Georgia is the eighth most populous state—and the largest state by geography east of the Mississippi River—so it has a lot to lose in the next census. More than 60 percent of the state’s population lives within the Atlanta metro area, yet the state comprises 159 counties, the highest number of any state after Texas. Georgia is home to the south’s Black Mecca, a growing metro area with rapidly rising Asian and Latinx populations, as well as rural counties that suffer from extraordinarily high rates of childhood poverty.

Between the potential fallout of the Supreme Court’s decision and the inevitable hiccups involved with taking the census online for the first time ever, fears of a 2020 undercount loom across multiple Georgia populations. The risk, according to DeHart, is that the census will “leave those who have already been left behind left behind even further.”

Most states are not leaving it to the federal government to help prepare their populations. Secretary of Commerce Wilbur Ross has said that the overall cost for the decennial count will run north of $15.6 billion; the White House has proposed a total of $14.1 billion in funding so far. California has committed to spending $154 million on outreach and education to shore up the state’s response rate. (Not all states are taking it so seriously: Utah has pledged zero.)

In most places, complete count committees operate at the local, county, state, and tribal government level.

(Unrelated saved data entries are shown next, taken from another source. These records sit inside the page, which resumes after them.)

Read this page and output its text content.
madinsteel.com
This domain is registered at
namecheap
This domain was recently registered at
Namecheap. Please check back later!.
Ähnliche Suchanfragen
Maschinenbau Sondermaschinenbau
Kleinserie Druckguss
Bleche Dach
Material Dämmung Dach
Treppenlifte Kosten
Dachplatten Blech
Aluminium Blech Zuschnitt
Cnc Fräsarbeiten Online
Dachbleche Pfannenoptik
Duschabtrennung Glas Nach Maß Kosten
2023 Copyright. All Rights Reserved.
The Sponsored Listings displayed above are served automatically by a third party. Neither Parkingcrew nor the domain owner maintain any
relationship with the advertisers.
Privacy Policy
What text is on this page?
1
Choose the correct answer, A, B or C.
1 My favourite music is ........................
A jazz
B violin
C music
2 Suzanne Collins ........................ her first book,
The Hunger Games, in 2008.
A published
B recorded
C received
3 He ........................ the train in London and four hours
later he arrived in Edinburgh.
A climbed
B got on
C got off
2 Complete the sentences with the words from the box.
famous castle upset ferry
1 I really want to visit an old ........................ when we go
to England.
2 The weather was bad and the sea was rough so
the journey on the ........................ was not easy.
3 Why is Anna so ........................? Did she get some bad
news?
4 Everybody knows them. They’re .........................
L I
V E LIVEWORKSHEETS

These volunteer organizations can also be specific to ethnic or racial groups, such as Georgia’s statewide Latinx complete count committee. Before the 2010 count, there were more than 150 different complete count committees operating in Georgia.

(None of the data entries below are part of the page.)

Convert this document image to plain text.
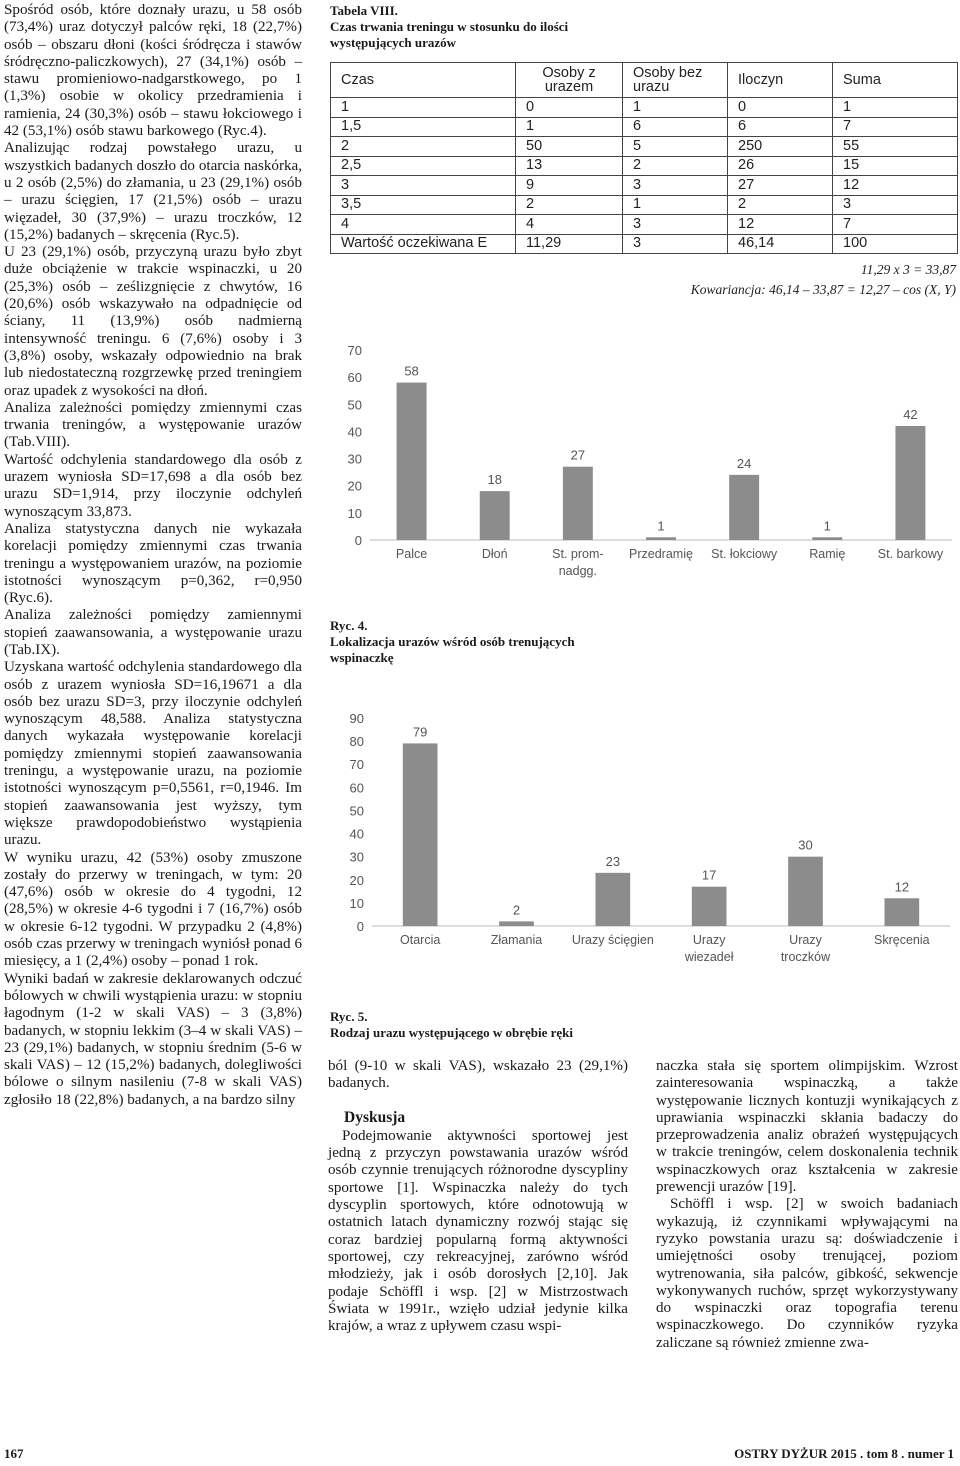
Spośród osób, które doznały urazu, u 58 osób (73,4%) uraz dotyczył palców ręki, 18 (22,7%) osób – obszaru dłoni (kości śródręcza i stawów śródręczno-paliczkowych), 27 (34,1%) osób – stawu promieniowo-nadgarstkowego, po 1 (1,3%) osobie w okolicy przedramienia i ramienia, 24 (30,3%) osób – stawu łokciowego i 42 (53,1%) osób stawu barkowego (Ryc.4).

Analizując rodzaj powstałego urazu, u wszystkich badanych doszło do otarcia naskórka, u 2 osób (2,5%) do złamania, u 23 (29,1%) osób – urazu ścięgien, 17 (21,5%) osób – urazu więzadeł, 30 (37,9%) – urazu troczków, 12 (15,2%) badanych – skręcenia (Ryc.5).

U 23 (29,1%) osób, przyczyną urazu było zbyt duże obciążenie w trakcie wspinaczki, u 20 (25,3%) osób – ześlizgnięcie z chwytów, 16 (20,6%) osób wskazywało na odpadnięcie od ściany, 11 (13,9%) osób nadmierną intensywność treningu. 6 (7,6%) osoby i 3 (3,8%) osoby, wskazały odpowiednio na brak lub niedostateczną rozgrzewkę przed treningiem oraz upadek z wysokości na dłoń.

Analiza zależności pomiędzy zmiennymi czas trwania treningów, a występowanie urazów (Tab.VIII).

Wartość odchylenia standardowego dla osób z urazem wyniosła SD=17,698 a dla osób bez urazu SD=1,914, przy iloczynie odchyleń wynoszącym 33,873.

Analiza statystyczna danych nie wykazała korelacji pomiędzy zmiennymi czas trwania treningu a występowaniem urazów, na poziomie istotności wynoszącym p=0,362, r=0,950 (Ryc.6).

Analiza zależności pomiędzy zamiennymi stopień zaawansowania, a występowanie urazu (Tab.IX).

Uzyskana wartość odchylenia standardowego dla osób z urazem wyniosła SD=16,19671 a dla osób bez urazu SD=3, przy iloczynie odchyleń wynoszącym 48,588. Analiza statystyczna danych wykazała występowanie korelacji pomiędzy zmiennymi stopień zaawansowania treningu, a występowanie urazu, na poziomie istotności wynoszącym p=0,5561, r=0,1946. Im stopień zaawansowania jest wyższy, tym większe prawdopodobieństwo wystąpienia urazu.

W wyniku urazu, 42 (53%) osoby zmuszone zostały do przerwy w treningach, w tym: 20 (47,6%) osób w okresie do 4 tygodni, 12 (28,5%) w okresie 4-6 tygodni i 7 (16,7%) osób w okresie 6-12 tygodni. W przypadku 2 (4,8%) osób czas przerwy w treningach wyniósł ponad 6 miesięcy, a 1 (2,4%) osoby – ponad 1 rok.

Wyniki badań w zakresie deklarowanych odczuć bólowych w chwili wystąpienia urazu: w stopniu łagodnym (1-2 w skali VAS) – 3 (3,8%) badanych, w stopniu lekkim (3–4 w skali VAS) – 23 (29,1%) badanych, w stopniu średnim (5-6 w skali VAS) – 12 (15,2%) badanych, dolegliwości bólowe o silnym nasileniu (7-8 w skali VAS) zgłosiło 18 (22,8%) badanych, a na bardzo silny

Tabela VIII.
Czas trwania treningu w stosunku do ilości występujących urazów
Czas	Osoby z urazem	Osoby bez urazu	Iloczyn	Suma
1	0	1	0	1
1,5	1	6	6	7
2	50	5	250	55
2,5	13	2	26	15
3	9	3	27	12
3,5	2	1	2	3
4	4	3	12	7
Wartość oczekiwana E	11,29	3	46,14	100
11,29 x 3 = 33,87
Kowariancja: 46,14 – 33,87 = 12,27 – cos (X, Y)
0
10
20
30
40
50
60
70
58
Palce
18
Dłoń
27
St. prom-
nadgg.
1
Przedramię
24
St. łokciowy
1
Ramię
42
St. barkowy
Ryc. 4.
Lokalizacja urazów wśród osób trenujących wspinaczkę
0
10
20
30
40
50
60
70
80
90
79
Otarcia
2
Złamania
23
Urazy ścięgien
17
Urazy
wiezadeł
30
Urazy
troczków
12
Skręcenia
Ryc. 5.
Rodzaj urazu występującego w obrębie ręki

ból (9-10 w skali VAS), wskazało 23 (29,1%) badanych.

Dyskusja

Podejmowanie aktywności sportowej jest jedną z przyczyn powstawania urazów wśród osób czynnie trenujących różnorodne dyscypliny sportowe [1]. Wspinaczka należy do tych dyscyplin sportowych, które odnotowują w ostatnich latach dynamiczny rozwój stając się coraz bardziej popularną formą aktywności sportowej, czy rekreacyjnej, zarówno wśród młodzieży, jak i osób dorosłych [2,10]. Jak podaje Schöffl i wsp. [2] w Mistrzostwach Świata w 1991r., wzięło udział jedynie kilka krajów, a wraz z upływem czasu wspi-

naczka stała się sportem olimpijskim. Wzrost zainteresowania wspinaczką, a także występowanie licznych kontuzji wynikających z uprawiania wspinaczki skłania badaczy do przeprowadzenia analiz obrażeń występujących w trakcie treningów, celem doskonalenia technik wspinaczkowych oraz kształcenia w zakresie prewencji urazów [19].

Schöffl i wsp. [2] w swoich badaniach wykazują, iż czynnikami wpływającymi na ryzyko powstania urazu są: doświadczenie i umiejętności osoby trenującej, poziom wytrenowania, siła palców, gibkość, sekwencje wykonywanych ruchów, sprzęt wykorzystywany do wspinaczki oraz topografia terenu wspinaczkowego. Do czynników ryzyka zaliczane są również zmienne zwa-

167	OSTRY DYŻUR 2015 . tom 8 . numer 1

Fair Count’s plans right now largely involve coordinating between complete count committees in areas where historically hard-to-count populations live. Beyond metro Atlanta, that means rural central and south Georgia. DeHart says that she thinks Fair Count can bring network resources to bear in places where organizations “haven’t had as much stretch in the past.”

Georgia showcases the full spectrum of census challenges. Nearly one-quarter of its population registers as hard to count, and those residents span an enormous area: According to McLean, more than half of Georgia counties (88 total) will need an extra lift to get an accurate count. And nearly one in five Georgia residents (19 percent) lack reliable access to the Internet. The first digital census will take enumerators into parts of Georgia where residents can’t get a cell phone signal.

“One of the things that Fair Count is planning to invest in is bringing the Internet to those who can’t access it,” Abram McLean says. “We’re talking about providing hot spots or Internet census cafes—basically bringing the Internet to people.”

Fair Fight and Fair Count share an overlapping mission, according to the census team. (But not staff: They’re distinct organizations.) Through both efforts, Abrams aims to identify and remove the impediments that prevent historically marginalized communities from participating fully in civic life. In a way, that means performing something of a census around the census: determining which populations will be hardest to count this time around, finding out which committees exist to help them be counted, and then helping those organizations find the resources to fulfill their missions. And finally: making sure those communities remain more visible.

“Our goal isn’t to open up shop, make sure everyone is counted, and then shut the door,” DeHart says. “If we’re going to be assisting in bringing the Internet to a community, we want to make sure that community fulfills whatever other needs they have too.”